January was a crazy month over here between appointments trying to get this stuff under control, and Kevin traveling a lot, but February should be calmer. We were fortunate to be thrown a beautiful baby shower last weekend, and thanks to our wonderfully generous family and friends, Baby Copp has just about everything he or she could possibly need. We have some furniture assembling still to do, but aside from that (I’ll share nursery pics, or maybe a Facebook Live video (???) when it’s finished), I’m caught in between feeling like there’s a) a ton still to do and that I’m the most unprepared mother-to-be in history and b) that all that’s left to do is wait. Strange times!

I’m in the process of transitioning out of work in the next two weeks or so, and once I do that, it’ll be basically baby time!

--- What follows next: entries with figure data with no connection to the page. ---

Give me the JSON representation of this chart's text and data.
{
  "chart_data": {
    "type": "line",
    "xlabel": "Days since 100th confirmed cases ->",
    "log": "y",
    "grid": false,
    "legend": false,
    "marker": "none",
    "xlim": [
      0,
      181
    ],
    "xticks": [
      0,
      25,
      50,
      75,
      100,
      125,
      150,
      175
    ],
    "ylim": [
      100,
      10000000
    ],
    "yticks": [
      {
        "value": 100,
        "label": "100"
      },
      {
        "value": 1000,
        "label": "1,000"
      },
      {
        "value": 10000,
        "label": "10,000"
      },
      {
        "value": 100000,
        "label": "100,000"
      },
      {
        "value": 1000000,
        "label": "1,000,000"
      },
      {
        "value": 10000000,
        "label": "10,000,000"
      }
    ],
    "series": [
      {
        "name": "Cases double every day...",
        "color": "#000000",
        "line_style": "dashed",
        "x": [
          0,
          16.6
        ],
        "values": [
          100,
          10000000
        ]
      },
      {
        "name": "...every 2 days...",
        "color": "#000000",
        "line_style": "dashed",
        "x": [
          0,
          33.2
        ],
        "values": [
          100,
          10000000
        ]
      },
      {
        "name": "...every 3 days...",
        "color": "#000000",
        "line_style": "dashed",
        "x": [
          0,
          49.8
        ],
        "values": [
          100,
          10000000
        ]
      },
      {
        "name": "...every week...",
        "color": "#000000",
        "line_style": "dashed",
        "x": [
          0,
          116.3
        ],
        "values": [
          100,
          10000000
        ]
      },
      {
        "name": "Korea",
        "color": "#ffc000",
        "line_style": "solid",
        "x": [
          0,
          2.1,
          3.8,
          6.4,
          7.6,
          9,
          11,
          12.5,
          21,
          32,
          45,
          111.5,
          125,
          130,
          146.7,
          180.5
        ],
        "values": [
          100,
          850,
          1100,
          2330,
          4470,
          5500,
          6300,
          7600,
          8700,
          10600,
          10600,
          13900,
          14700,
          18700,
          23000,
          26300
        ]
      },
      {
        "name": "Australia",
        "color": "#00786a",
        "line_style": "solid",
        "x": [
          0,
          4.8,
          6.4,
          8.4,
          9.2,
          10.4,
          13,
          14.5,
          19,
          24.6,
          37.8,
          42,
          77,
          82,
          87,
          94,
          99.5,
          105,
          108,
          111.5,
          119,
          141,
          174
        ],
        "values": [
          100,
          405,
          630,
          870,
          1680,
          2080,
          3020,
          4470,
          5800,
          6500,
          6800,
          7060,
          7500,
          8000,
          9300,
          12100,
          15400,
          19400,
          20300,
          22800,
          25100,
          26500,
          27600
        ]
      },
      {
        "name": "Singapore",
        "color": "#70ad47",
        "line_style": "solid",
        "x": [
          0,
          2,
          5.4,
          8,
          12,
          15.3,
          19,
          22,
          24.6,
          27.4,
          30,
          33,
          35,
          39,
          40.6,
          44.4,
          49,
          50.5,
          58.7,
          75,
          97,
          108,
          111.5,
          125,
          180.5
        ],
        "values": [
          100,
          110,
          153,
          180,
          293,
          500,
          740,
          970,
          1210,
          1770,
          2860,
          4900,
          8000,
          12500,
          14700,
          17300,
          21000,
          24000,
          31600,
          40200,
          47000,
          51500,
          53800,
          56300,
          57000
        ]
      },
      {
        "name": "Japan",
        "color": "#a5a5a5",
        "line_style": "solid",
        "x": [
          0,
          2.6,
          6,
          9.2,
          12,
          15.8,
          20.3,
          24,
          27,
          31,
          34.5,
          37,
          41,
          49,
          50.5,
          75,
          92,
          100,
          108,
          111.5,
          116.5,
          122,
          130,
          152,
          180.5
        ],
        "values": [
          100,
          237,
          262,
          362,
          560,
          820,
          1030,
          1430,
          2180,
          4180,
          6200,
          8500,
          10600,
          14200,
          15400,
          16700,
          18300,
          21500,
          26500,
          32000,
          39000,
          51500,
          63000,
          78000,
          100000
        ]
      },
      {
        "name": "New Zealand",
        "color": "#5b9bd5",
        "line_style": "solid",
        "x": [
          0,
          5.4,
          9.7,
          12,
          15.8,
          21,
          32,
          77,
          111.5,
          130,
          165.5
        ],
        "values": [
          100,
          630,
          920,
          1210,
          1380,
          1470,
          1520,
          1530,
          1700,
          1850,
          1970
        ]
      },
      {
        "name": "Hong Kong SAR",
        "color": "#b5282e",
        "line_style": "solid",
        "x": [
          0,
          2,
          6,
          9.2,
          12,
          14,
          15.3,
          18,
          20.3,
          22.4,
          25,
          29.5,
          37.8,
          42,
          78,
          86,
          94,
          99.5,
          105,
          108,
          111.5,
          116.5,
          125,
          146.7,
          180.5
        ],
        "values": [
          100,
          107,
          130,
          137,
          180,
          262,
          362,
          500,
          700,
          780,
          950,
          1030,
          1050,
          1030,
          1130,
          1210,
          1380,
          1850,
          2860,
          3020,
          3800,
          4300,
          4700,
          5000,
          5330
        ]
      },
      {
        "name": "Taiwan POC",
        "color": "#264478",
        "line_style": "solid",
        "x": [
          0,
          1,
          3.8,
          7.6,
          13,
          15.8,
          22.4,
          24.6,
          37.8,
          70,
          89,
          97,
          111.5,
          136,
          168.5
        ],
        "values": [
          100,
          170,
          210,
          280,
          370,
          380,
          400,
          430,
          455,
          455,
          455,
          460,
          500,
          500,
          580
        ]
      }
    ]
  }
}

The last thing I wanted to do was share some of these “bump pics” I felt obligated to take. Clearly I started out, again, with the best of intentions and trailed off, but I am thinking it has to do with eventually not loving what I saw. Pregnancy is weird! In actuality, I’ve gained about 35 pounds, which I think is just fine, and even though I hate those two bottom pictures (HOT MESS EXPRESS), it is amazing watching and learning what goes into growing a person. So, I have tried to be more kind to myself.

 

With just a couple weeks left to go, I spend most of my time wondering what he or she will be like, and how life is going to change. We got new ultrasound images yesterday, and I’ve just been staring at that blurry face. Like, who are you? What does your future hold? Will I do a good job taking care of you? I love the blurry face so much already, I can’t even imagine meeting and staring at a real person.

My heart is exploding just thinking about it.